Sokolski recognizes that before the 19.75% enriched uranium could be enriched to highly enriched uranium, it would first have to be separated from the fresh TRR fuel and then converted to uranium hexafluoride. However, there is no mystery to this process. The recovery procedure has been published by Argentina as part of research reactor fuel manufacture scrap recovery.[10] The process involves dissolution by nitric acid, followed by purification by solvent extraction. These are standard processes in the nuclear industry and Iran uses them as part of its uranium ore processing.[11] The recovered uranium oxide would then be hydrofluorinated and then fluorinated to produce the uranium hexafluoride. To prepare for this process, Iran would have to build a clandestine processing facility that was critically safe but Iran has shown that it has no qualms about building clandestine nuclear facilities. The time required from the removal of the fresh TRR fuel from safeguards to the time to produce 19.75% enriched uranium hexafluoride would be only “days to weeks”.[12]
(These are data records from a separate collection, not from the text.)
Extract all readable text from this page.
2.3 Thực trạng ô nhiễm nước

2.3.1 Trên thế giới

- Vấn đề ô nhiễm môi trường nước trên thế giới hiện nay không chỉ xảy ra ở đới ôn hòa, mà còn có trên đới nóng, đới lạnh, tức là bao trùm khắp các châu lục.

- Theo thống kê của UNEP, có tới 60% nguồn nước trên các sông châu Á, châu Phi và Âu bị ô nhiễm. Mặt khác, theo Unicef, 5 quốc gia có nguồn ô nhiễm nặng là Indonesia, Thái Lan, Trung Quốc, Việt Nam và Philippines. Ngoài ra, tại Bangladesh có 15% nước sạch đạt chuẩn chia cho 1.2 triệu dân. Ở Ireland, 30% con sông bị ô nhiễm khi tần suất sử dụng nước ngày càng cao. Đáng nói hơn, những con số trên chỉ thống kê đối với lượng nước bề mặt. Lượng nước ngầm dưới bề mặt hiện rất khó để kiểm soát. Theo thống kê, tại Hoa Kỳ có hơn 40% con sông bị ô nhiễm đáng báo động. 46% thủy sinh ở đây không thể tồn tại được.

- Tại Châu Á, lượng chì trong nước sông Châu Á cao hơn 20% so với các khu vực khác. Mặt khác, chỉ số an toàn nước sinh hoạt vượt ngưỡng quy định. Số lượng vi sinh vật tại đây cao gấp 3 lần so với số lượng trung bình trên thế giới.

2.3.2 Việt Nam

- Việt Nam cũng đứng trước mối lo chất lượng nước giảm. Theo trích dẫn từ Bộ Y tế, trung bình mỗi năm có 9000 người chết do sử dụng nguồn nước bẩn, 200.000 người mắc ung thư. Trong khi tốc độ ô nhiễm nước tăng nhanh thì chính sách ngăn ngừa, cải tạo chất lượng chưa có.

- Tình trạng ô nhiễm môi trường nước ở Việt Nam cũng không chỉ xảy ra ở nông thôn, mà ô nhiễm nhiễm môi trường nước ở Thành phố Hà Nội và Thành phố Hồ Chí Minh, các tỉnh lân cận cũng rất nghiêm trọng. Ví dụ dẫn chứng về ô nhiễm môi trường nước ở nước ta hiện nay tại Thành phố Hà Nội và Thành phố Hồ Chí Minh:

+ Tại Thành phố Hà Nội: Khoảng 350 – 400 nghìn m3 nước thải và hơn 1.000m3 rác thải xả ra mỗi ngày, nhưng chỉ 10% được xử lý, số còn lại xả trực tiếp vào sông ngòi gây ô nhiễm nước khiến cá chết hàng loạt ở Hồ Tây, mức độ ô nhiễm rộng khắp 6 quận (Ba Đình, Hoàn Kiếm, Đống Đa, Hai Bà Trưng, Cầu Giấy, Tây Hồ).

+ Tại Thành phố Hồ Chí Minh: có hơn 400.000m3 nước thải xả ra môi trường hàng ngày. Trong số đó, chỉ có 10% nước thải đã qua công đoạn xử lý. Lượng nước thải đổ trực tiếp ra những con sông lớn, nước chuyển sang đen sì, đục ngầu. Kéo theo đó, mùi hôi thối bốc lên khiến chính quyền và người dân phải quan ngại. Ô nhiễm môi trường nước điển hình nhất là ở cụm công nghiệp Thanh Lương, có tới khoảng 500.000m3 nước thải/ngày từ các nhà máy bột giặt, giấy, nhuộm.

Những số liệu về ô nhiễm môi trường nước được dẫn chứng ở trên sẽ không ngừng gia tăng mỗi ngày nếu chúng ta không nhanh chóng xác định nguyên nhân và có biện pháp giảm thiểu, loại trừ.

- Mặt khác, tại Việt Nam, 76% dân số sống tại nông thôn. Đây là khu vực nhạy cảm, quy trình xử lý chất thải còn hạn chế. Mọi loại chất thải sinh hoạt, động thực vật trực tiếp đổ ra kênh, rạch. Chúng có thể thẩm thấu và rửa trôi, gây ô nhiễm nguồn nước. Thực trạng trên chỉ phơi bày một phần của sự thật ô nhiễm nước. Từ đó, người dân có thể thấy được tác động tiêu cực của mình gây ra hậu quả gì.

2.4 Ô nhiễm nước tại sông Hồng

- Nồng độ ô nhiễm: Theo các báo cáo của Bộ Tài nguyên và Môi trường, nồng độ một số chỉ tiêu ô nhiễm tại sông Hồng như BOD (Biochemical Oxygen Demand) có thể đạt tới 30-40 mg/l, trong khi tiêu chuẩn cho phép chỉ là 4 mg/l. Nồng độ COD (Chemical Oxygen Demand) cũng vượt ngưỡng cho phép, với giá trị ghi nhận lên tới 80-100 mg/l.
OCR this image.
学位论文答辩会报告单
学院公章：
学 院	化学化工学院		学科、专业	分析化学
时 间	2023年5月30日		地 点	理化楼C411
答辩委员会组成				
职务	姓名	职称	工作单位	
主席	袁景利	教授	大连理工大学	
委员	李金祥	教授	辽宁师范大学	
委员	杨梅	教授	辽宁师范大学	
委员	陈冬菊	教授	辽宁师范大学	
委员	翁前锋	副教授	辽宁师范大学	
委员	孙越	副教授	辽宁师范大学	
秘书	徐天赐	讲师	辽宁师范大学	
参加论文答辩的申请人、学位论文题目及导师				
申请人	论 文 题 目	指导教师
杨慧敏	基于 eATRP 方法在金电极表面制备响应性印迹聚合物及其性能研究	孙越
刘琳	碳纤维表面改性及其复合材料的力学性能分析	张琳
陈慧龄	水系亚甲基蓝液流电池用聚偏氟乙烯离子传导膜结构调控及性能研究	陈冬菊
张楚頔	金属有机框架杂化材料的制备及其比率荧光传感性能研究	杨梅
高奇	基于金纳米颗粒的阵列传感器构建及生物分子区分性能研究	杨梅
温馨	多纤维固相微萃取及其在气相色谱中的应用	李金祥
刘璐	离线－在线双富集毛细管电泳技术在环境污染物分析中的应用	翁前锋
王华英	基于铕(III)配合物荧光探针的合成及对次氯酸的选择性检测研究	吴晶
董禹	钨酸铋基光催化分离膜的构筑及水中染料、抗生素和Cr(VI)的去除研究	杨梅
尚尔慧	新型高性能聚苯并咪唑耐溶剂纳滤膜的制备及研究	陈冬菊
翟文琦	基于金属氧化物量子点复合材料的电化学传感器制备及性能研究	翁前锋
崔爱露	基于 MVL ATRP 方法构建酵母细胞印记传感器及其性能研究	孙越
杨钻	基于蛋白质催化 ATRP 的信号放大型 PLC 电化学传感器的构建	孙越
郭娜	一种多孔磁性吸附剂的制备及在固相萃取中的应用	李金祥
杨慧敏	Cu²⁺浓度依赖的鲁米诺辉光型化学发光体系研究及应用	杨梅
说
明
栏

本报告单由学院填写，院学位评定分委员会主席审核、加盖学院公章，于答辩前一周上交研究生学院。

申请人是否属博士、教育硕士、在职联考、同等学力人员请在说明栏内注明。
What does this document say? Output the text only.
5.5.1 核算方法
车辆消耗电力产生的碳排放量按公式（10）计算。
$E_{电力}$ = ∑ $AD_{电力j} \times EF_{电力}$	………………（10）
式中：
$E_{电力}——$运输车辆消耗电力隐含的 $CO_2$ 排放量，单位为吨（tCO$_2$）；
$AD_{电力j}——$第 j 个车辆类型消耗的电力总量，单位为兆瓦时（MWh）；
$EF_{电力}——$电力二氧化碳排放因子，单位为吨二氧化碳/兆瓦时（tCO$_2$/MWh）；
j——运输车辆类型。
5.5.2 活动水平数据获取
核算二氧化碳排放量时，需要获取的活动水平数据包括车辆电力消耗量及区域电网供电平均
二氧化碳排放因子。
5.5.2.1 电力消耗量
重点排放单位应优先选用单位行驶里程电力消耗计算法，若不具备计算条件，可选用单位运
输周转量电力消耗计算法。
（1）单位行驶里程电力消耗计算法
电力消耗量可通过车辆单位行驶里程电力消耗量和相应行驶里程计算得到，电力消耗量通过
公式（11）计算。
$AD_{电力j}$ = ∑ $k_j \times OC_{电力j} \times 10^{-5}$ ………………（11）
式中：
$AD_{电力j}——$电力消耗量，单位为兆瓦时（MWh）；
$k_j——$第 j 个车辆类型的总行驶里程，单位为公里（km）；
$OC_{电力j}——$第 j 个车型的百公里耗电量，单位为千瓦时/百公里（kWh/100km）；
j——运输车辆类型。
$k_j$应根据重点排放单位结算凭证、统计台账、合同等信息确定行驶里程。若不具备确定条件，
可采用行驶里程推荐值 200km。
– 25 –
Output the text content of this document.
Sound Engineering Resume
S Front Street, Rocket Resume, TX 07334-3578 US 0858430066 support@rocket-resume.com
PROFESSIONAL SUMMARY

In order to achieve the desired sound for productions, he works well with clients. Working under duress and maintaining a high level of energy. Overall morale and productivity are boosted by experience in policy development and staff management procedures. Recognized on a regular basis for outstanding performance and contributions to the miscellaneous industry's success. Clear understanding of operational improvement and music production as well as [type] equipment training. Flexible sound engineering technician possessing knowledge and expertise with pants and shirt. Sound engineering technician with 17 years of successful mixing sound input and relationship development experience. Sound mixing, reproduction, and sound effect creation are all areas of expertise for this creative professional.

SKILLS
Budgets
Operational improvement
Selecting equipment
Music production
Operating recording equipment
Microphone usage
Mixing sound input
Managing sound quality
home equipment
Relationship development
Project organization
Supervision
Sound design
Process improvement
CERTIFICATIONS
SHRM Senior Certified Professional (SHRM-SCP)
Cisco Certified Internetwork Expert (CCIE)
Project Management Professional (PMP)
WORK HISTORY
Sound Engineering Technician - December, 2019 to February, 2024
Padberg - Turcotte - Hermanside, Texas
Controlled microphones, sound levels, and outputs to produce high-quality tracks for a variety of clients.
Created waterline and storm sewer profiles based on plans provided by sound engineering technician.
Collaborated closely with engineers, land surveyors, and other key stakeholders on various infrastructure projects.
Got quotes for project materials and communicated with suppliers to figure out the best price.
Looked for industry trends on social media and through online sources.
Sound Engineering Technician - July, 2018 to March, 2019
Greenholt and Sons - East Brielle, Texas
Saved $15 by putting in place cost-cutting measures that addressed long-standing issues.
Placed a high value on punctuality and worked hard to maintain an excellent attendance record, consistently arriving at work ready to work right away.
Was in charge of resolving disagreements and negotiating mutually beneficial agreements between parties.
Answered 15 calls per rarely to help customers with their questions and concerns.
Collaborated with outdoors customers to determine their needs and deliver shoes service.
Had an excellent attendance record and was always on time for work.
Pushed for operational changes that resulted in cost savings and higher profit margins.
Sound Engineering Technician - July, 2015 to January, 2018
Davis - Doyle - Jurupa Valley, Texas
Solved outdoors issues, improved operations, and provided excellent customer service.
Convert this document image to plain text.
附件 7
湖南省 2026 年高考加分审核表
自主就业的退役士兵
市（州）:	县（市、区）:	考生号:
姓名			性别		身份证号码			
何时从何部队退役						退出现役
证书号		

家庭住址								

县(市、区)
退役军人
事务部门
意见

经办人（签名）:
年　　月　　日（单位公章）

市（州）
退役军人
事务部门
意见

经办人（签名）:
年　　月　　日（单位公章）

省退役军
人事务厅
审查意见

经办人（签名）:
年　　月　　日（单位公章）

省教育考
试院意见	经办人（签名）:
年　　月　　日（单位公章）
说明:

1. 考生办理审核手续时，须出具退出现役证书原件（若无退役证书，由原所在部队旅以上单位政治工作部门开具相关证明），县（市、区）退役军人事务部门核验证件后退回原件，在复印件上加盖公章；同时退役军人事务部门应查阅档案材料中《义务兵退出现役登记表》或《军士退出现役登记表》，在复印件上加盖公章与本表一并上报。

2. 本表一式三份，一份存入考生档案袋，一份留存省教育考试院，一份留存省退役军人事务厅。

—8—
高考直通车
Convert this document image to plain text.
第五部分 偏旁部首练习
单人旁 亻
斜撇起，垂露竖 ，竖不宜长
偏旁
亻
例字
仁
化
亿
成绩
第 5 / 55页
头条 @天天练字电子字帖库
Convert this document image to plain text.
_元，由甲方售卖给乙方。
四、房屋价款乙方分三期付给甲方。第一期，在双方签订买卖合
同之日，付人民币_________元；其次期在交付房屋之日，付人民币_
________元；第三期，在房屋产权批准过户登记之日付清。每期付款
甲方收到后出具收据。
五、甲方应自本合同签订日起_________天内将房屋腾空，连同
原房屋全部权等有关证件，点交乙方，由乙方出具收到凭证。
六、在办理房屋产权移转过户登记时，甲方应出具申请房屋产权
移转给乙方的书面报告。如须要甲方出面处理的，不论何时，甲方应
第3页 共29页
The overall time required for Iran to convert its 19.75% enriched uranium in fresh TRR fuel to highly enriched uranium (including both the time to produce uranium hexafluoride and the time to enrich it to greater than 90% enrichment) would be on the order of a month or two. My analysis of Iran’s centrifuge enrichment program showed that by next year Iran will likely be able to have the capability to produce a weapon’s worth of highly enriched uranium by batch recycling at Natanz. The time required would be two months or less. Since these two time are roughly the same, it is not at all clear that the proposal to convert Iran’s current stockpile of 3.5% enriched uranium into 19.75% enriched uranium fuel for the TRR will do anything to deny Iran the capability of producing highly enriched uranium for nuclear weapons.